Stanley B. Prusiner is an American neurologist and biochemist. In 1997, he won the Nobel Prize in Physiology or Medicine for his work on prions. He made up the word “prion,” which comes from the words “proteinaceous” and “infectious,” to describe a group of self-replicating infectious pathogens that are mostly or entirely made of protein. As the son of an architect, he grew up in the same way that most American boys from wealthy families do: in comfort. He was smart and interested in science from a young age. When he made a bug repellent as a schoolboy, people called him “the little genius.” He went to the University of Pennsylvania and got a degree in chemistry. He then went to the University of Pennsylvania School of Medicine and got his M.D. Before becoming a professor of neurology and biochemistry at the University of California, San Francisco School of Medicine, where he had done his internship, he spent a few years doing research in biochemistry. In the course of his research, he started to look into spongiform encephalopathies, a group of neurodegenerative diseases that cause dementia and death in both people and animals. This work led to the important discoveries that won him the Nobel Prize. Not only did he win the Nobel Prize, but he also won a number of other important science awards.
Early years and childhood
Stanley Benjamin Prusiner was born to Miriam (Spigel) and Lawrence Prusiner on May 28, 1942, in Des Moines, Iowa, United States. His architect father was called up to serve in the US Navy not long after Stanley was born. When his father wasn’t around, the little boy spent a lot of time with his mother and grandmother.
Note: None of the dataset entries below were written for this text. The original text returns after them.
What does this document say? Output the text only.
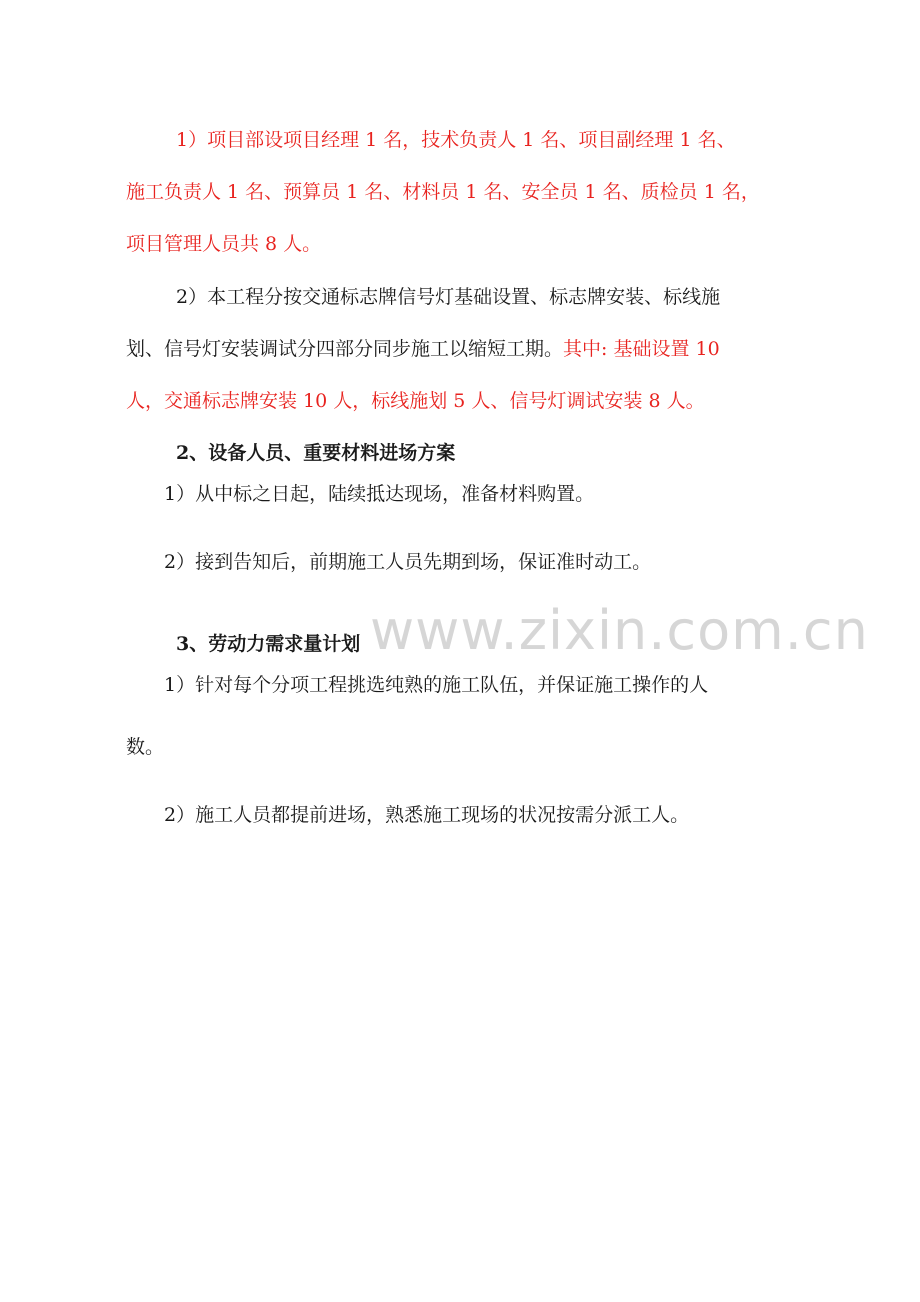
www.zixin.com.cn
1）项目部设项目经理 1 名，技术负责人 1 名、项目副经理 1 名、
施工负责人 1 名、预算员 1 名、材料员 1 名、安全员 1 名、质检员 1 名，
项目管理人员共 8 人。
2）本工程分按交通标志牌信号灯基础设置、标志牌安装、标线施
划、信号灯安装调试分四部分同步施工以缩短工期。其中: 基础设置 10
人，交通标志牌安装 10 人，标线施划 5 人、信号灯调试安装 8 人。
2、设备人员、重要材料进场方案
1）从中标之日起，陆续抵达现场，准备材料购置。
2）接到告知后，前期施工人员先期到场，保证准时动工。
3、劳动力需求量计划
1）针对每个分项工程挑选纯熟的施工队伍，并保证施工操作的人
数。
2）施工人员都提前进场，熟悉施工现场的状况按需分派工人。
After the war was over, his father went back to work as an architect.
Stanley went to Walnut Hills High School, where his work on a bug spray made him known as “Little Genius.” He went to the University of Pennsylvania to study Chemistry because he was interested in science.
He took a lot of science classes, but he also studied philosophy, history of architecture, economics, and Russian history. Eventually, he got his Bachelor of Science in chemistry.
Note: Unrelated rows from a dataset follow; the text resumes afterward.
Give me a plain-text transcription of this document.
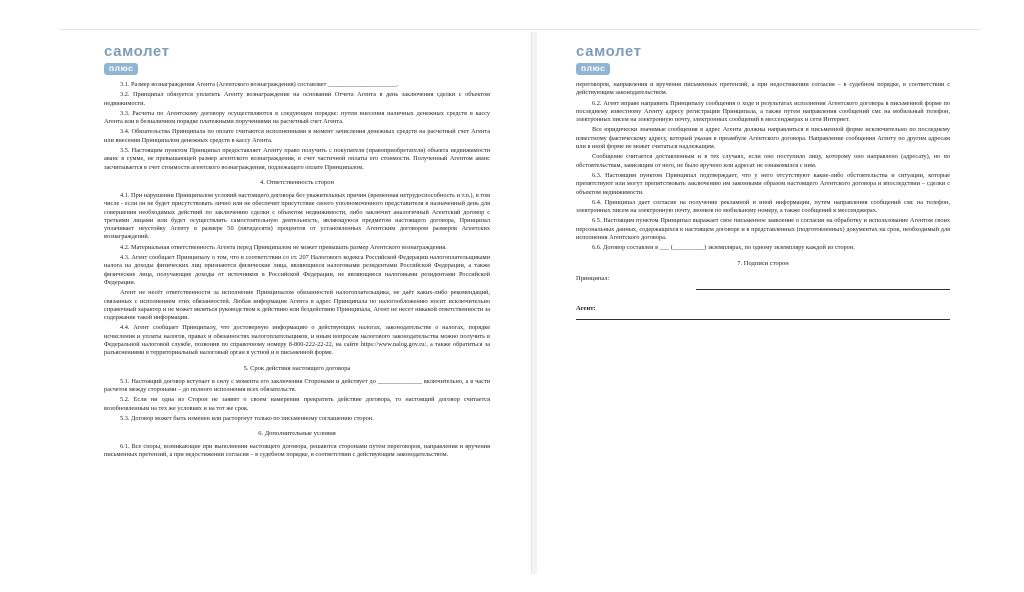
самолет
плюс
3.1. Размер вознаграждения Агента (Агентского вознаграждения) составляет ______________________.
3.2. Принципал обязуется уплатить Агенту вознаграждение на основании Отчета Агента в день заключения сделки с объектом недвижимости.
3.3. Расчеты по Агентскому договору осуществляются в следующем порядке: путем внесения наличных денежных средств в кассу Агента или в безналичном порядке платежными поручениями на расчетный счет Агента.
3.4. Обязательства Принципала по оплате считаются исполненными в момент зачисления денежных средств на расчетный счет Агента или внесения Принципалом денежных средств в кассу Агента.
3.5. Настоящим пунктом Принципал предоставляет Агенту право получить с покупателя (правоприобретателя) объекта недвижимости аванс в сумме, не превышающей размер агентского вознаграждения, в счет частичной оплаты его стоимости. Полученный Агентом аванс засчитывается в счет стоимости агентского вознаграждения, подлежащего оплате Принципалом.
4. Ответственность сторон
4.1. При нарушении Принципалом условий настоящего договора без уважительных причин (временная нетрудоспособность и т.п.), в том числе - если он не будет присутствовать лично или не обеспечит присутствие своего уполномоченного представителя в назначенный день для совершения необходимых действий по заключению сделки с объектом недвижимости, либо заключит аналогичный Агентский договор с третьими лицами или будет осуществлять самостоятельную деятельность, являющуюся предметом настоящего договора, Принципал уплачивает неустойку Агенту в размере 50 (пятидесяти) процентов от установленных Агентским договором размеров Агентских вознаграждений.
4.2. Материальная ответственность Агента перед Принципалом не может превышать размер Агентского вознаграждения.
4.3. Агент сообщает Принципалу о том, что в соответствии со ст. 207 Налогового кодекса Российской Федерации налогоплательщиками налога на доходы физических лиц признаются физические лица, являющиеся налоговыми резидентами Российской Федерации, а также физические лица, получающие доходы от источников в Российской Федерации, не являющиеся налоговыми резидентами Российской Федерации.
Агент не несёт ответственности за исполнение Принципалом обязанностей налогоплательщика, не даёт каких-либо рекомендаций, связанных с исполнением этих обязанностей. Любая информация Агента в адрес Принципала по налогообложению носит исключительно справочный характер и не может являться руководством к действию или бездействию Принципала, Агент не несет никакой ответственности за содержание такой информации.
4.4. Агент сообщает Принципалу, что достоверную информацию о действующих налогах, законодательстве о налогах, порядке исчисления и уплаты налогов, правах и обязанностях налогоплательщиков, и иным вопросам налогового законодательства можно получить в Федеральной налоговой службе, позвонив по справочному номеру 8-800-222-22-22, на сайте https://www.nalog.gov.ru/, а также обратиться за разъяснениями в территориальный налоговый орган в устной и в письменной форме.
5. Срок действия настоящего договора
5.1. Настоящий договор вступает в силу с момента его заключения Сторонами и действует до ______________ включительно, а в части расчетов между сторонами – до полного исполнения всех обязательств.
5.2. Если ни одна из Сторон не заявит о своем намерении прекратить действие договора, то настоящий договор считается возобновленным на тех же условиях и на тот же срок.
5.3. Договор может быть изменен или расторгнут только по письменному соглашению сторон.
6. Дополнительные условия
6.1. Все споры, возникающие при выполнении настоящего договора, решаются сторонами путем переговоров, направления и вручения письменных претензий, а при недостижении согласия – в судебном порядке, в соответствии с действующим законодательством.
самолет
плюс
переговоров, направления и вручения письменных претензий, а при недостижении согласия – в судебном порядке, в соответствии с действующим законодательством.
6.2. Агент вправе направить Принципалу сообщения о ходе и результатах исполнения Агентского договора в письменной форме по последнему известному Агенту адресу регистрации Принципала, а также путем направления сообщений смс на мобильный телефон, электронных писем на электронную почту, электронных сообщений в мессенджерах и сети Интернет.
Все юридически значимые сообщения в адрес Агента должны направляться в письменной форме исключительно по последнему известному фактическому адресу, который указан в преамбуле Агентского договора. Направление сообщения Агенту по другим адресам или в иной форме не может считаться надлежащим.
Сообщение считается доставленным и в тех случаях, если оно поступило лицу, которому оно направлено (адресату), но по обстоятельствам, зависящим от него, не было вручено или адресат не ознакомился с ним.
6.3. Настоящим пунктом Принципал подтверждает, что у него отсутствуют какие-либо обстоятельства и ситуации, которые препятствуют или могут препятствовать заключению им законными образом настоящего Агентского договора и впоследствии – сделки с объектом недвижимости.
6.4. Принципал дает согласие на получение рекламной и иной информации, путем направления сообщений смс на телефон, электронных писем на электронную почту, звонков по мобильному номеру, а также сообщений в мессенджерах.
6.5. Настоящим пунктом Принципал выражает свое письменное заявление о согласии на обработку и использование Агентом своих персональных данных, содержащихся в настоящем договоре и в представленных (подготовленных) документах на срок, необходимый для исполнения Агентского договора.
6.6. Договор составлен в ___ (__________) экземплярах, по одному экземпляру каждой из сторон.
7. Подписи сторон
Принципал:
Агент:
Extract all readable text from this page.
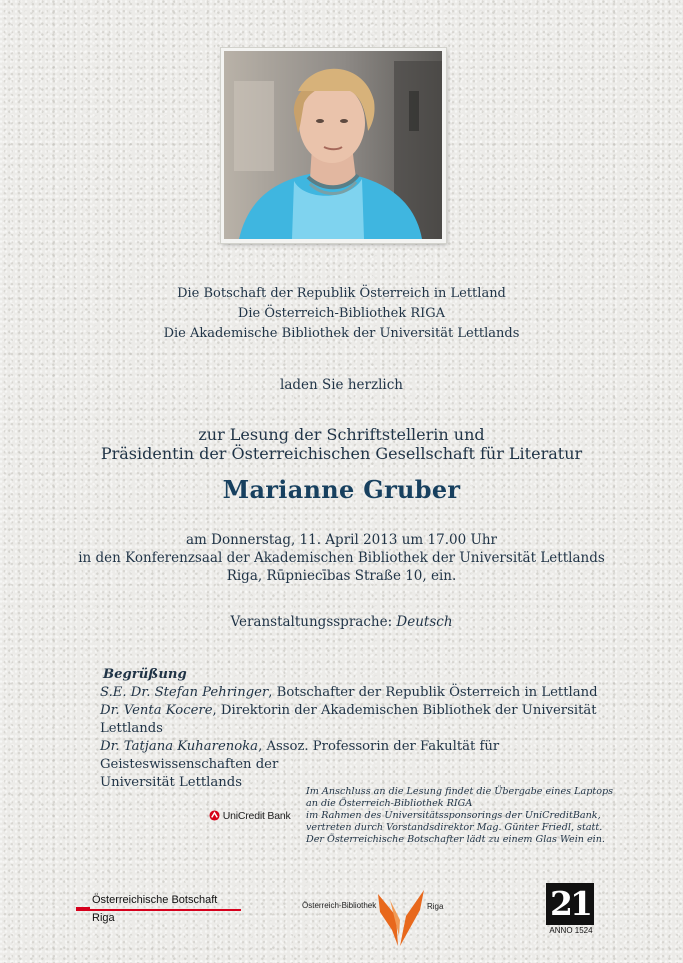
Die Botschaft der Republik Österreich in Lettland
Die Österreich-Bibliothek RIGA
Die Akademische Bibliothek der Universität Lettlands
laden Sie herzlich
zur Lesung der Schriftstellerin und
Präsidentin der Österreichischen Gesellschaft für Literatur
Marianne Gruber
am Donnerstag, 11. April 2013 um 17.00 Uhr
in den Konferenzsaal der Akademischen Bibliothek der Universität Lettlands
Riga, Rūpniecības Straße 10, ein.
Veranstaltungssprache: Deutsch
Begrüßung
S.E. Dr. Stefan Pehringer, Botschafter der Republik Österreich in Lettland
Dr. Venta Kocere, Direktorin der Akademischen Bibliothek der Universität Lettlands
Dr. Tatjana Kuharenoka, Assoz. Professorin der Fakultät für Geisteswissenschaften der
Universität Lettlands
UniCredit Bank
Im Anschluss an die Lesung findet die Übergabe eines Laptops
an die Österreich-Bibliothek RIGA
im Rahmen des Universitätssponsorings der UniCreditBank,
vertreten durch Vorstandsdirektor Mag. Günter Friedl, statt.
Der Österreichische Botschafter lädt zu einem Glas Wein ein.
Österreichische Botschaft
Riga
Österreich-Bibliothek	Riga	21
ANNO 1524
He then went to the University of Pennsylvania School of Medicine and got his M.D. After that, he did his medical internship at the University of California, San Francisco.
Stanley Prusiner’s Career
Stanley B. Prusiner went to work at the National Institutes of Health (NIH), where he studied glutaminases in E. coli in the lab of Earl Stadtman. During his time at the NIH, he learned a lot about how research is done. By the end of his time there, he had decided to do a residency in neurology, which he thought would be a good way to start a career in research.
In 1972, he started his residency in the Department of Neurology at the University of California, San Francisco (UCSF). There, he took in a patient with an infection called Creutzfeldt-Jakob disease (CJD), which caused the body’s defenses to do nothing. He was interested in the fatal, degenerative disease that killed his patient in the end.
He started to learn more about CJD and started looking into what caused it and the diseases that seemed to be related to it, such as kuru in the Fore people of New Guinea and scrapie in sheep.
He started a lab to study scrapie in 1974. After years of hard work, he said in 1982 that he had found the agent that causes scrapie. In a manuscript he wrote about his research, he used the word “prion” to describe a pathogen that was mostly or entirely made of proteins.
When Prusiner’s research came out, his peers in the scientific community didn’t agree with it. But he kept working on his research, and by the beginning of the 1990s, most scientists agreed that prions existed.
In 1996, a new form of Creutzfeldt-Jakob disease appeared in Great Britain. This brought Prusiner’s work to the public’s attention. In 1997, the Nobel Prize in Physiology or Medicine was given to him because of his new interest in how important his research was.
In 2001, he started a company called InPro Biotechnology, Inc. to further develop and sell technologies and discoveries made in the labs at UCSF.
During his career, he has worked as both a full-time professor and a visiting professor at both UCSF and UC Berkeley. At the moment, he is in charge of the research lab at UCSF’s Institute for Neurodegenerative Diseases, where they study prion disease, Alzheimer’s disease, and tauopathies.
Works of note
Stanley B. Prusiner is best known for his research on prions and prion diseases, also called Transmissible spongiform encephalopathies (TSEs). He also started a company that sold a test to find bovine spongiform encephalopathy in cattle and sheep, chronic wasting disease in deer and elk, and Creutzfeldt-Jakob disease in people.
Awards & Achievements
The Richard Lounsbery Award was given to Stanley B. Prusiner and Bert Vogelstein in 1993 for their unique and exciting discoveries about how neurodegenerative and cancerous diseases start.
In 1994, Prusiner was the winner of the Albert Lasker Award for Basic Medical Research.
He won the Nobel Prize in Physiology or Medicine in 1997 “for his discovery of Prions, a new biological principle of infection.”
Personal History and Legacies
He has two daughters with his wife, Sandy Turk.